15 g sample of `BaO_(2)` is heated to `794^(@)C` in a closed evacuated vessel of 5 litre capacity. How many g of peroxide are converted to `BoO(s)`?
`2BaO_(2)(s)hArr2BaO(s)+O_(2)(g), K_(rho)=0.5` atm

To solve the problem step by step, we will follow the reaction and use the given data to find out how many grams of barium peroxide (BaO₂) are converted to barium oxide (BaO). ### Step-by-Step Solution: 1. **Identify the Reaction**: The reaction given is: \[ 2 \text{BaO}_2 (s) \rightleftharpoons 2 \text{BaO} (s) + \text{O}_2 (g) \] The equilibrium constant \( K_p \) is given as 0.5 atm. 2. **Calculate the Moles of Oxygen at Equilibrium**: From the equilibrium constant expression, we know that: \[ K_p = \frac{P_{\text{O}_2}}{1} = 0.5 \text{ atm} \] This means the partial pressure of oxygen at equilibrium is 0.5 atm. 3. **Use the Ideal Gas Law to Find Moles of Oxygen**: We can use the ideal gas law \( PV = nRT \) to find the number of moles of oxygen (\( n \)): - \( P = 0.5 \) atm (partial pressure of \( O_2 \)) - \( V = 5 \) L (volume of the vessel) - \( R = 0.0821 \) L·atm/(K·mol) (ideal gas constant) - \( T = 794 + 273 = 1067 \) K (temperature in Kelvin) Rearranging the ideal gas law to solve for \( n \): \[ n = \frac{PV}{RT} = \frac{0.5 \times 5}{0.0821 \times 1067} \] Calculating \( n \): \[ n = \frac{2.5}{87.67} \approx 0.0285 \text{ moles of } O_2 \] 4. **Relate Moles of Oxygen to Moles of Barium Peroxide**: According to the stoichiometry of the reaction, 2 moles of \( \text{BaO}_2 \) produce 1 mole of \( O_2 \).
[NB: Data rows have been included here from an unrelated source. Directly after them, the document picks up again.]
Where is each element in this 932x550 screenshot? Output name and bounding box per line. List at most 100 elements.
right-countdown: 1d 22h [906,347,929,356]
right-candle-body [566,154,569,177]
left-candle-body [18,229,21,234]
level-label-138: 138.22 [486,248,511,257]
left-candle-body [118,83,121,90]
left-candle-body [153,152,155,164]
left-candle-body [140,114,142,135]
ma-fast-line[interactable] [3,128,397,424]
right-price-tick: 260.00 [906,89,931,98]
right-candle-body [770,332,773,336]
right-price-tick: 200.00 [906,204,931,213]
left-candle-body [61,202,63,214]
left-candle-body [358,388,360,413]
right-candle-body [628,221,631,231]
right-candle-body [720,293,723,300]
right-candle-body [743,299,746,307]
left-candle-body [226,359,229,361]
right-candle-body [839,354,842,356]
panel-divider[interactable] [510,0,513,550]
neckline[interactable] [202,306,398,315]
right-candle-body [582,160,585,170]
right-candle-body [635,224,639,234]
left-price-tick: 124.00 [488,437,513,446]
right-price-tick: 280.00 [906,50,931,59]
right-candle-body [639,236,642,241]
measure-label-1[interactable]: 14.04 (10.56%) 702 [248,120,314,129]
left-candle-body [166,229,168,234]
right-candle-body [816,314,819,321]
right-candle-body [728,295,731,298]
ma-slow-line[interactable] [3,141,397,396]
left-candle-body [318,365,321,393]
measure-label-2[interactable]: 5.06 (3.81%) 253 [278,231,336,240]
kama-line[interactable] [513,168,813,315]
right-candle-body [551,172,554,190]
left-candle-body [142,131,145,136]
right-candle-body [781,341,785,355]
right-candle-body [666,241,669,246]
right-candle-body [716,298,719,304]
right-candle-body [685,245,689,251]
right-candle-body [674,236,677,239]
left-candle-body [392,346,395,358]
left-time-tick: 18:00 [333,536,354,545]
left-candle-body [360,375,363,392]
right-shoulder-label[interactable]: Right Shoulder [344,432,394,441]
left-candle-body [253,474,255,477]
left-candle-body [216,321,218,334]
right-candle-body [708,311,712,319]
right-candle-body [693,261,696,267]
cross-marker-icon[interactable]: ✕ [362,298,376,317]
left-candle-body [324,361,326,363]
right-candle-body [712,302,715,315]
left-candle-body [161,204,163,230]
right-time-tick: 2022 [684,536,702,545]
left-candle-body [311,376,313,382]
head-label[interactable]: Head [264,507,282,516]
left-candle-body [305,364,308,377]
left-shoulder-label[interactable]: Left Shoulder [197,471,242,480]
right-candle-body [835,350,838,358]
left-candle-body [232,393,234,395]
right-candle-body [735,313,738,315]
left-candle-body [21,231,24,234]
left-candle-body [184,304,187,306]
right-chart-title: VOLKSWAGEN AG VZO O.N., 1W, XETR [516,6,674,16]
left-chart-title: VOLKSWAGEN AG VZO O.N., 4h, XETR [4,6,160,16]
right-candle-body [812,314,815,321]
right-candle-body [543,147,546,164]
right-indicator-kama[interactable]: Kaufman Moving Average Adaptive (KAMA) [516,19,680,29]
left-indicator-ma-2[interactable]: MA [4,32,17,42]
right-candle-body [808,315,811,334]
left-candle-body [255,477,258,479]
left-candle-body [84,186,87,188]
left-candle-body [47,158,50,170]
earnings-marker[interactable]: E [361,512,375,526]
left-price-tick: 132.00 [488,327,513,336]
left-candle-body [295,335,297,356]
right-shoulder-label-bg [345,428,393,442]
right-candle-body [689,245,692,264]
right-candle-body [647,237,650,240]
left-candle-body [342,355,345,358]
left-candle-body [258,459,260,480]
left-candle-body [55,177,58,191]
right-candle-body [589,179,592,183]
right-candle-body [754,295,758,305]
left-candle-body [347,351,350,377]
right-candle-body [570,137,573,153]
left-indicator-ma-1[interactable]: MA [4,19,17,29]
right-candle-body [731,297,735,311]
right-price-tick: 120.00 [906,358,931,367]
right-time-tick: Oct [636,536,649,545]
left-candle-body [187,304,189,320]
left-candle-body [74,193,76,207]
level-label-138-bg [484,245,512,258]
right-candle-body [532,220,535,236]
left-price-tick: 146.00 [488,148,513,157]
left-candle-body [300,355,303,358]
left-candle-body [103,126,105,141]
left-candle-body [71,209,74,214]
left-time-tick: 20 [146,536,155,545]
Therefore, the moles of \( \text{BaO}_2 \) that decomposed can be calculated as: \[ n(\text{BaO}_2) = 2 \times n(O_2) = 2 \times 0.0285 \approx 0.057 \text{ moles of } \text{BaO}_2 \] 5. **Calculate the Mass of Barium Peroxide Decomposed**: The molar mass of \( \text{BaO}_2 \) is: - Ba: 137.33 g/mol - O: 16.00 g/mol (2 O atoms) \[ \text{Molar mass of } \text{BaO}_2 = 137.33 + (2 \times 16.00) = 169.33 \text{ g/mol} \] Now, we can find the mass of \( \text{BaO}_2 \) that decomposed: \[ \text{Mass} = n \times \text{Molar mass} = 0.057 \times 169.33 \approx 9.65 \text{ g} \] ### Final Answer: Approximately **9.65 g** of barium peroxide are converted to barium oxide.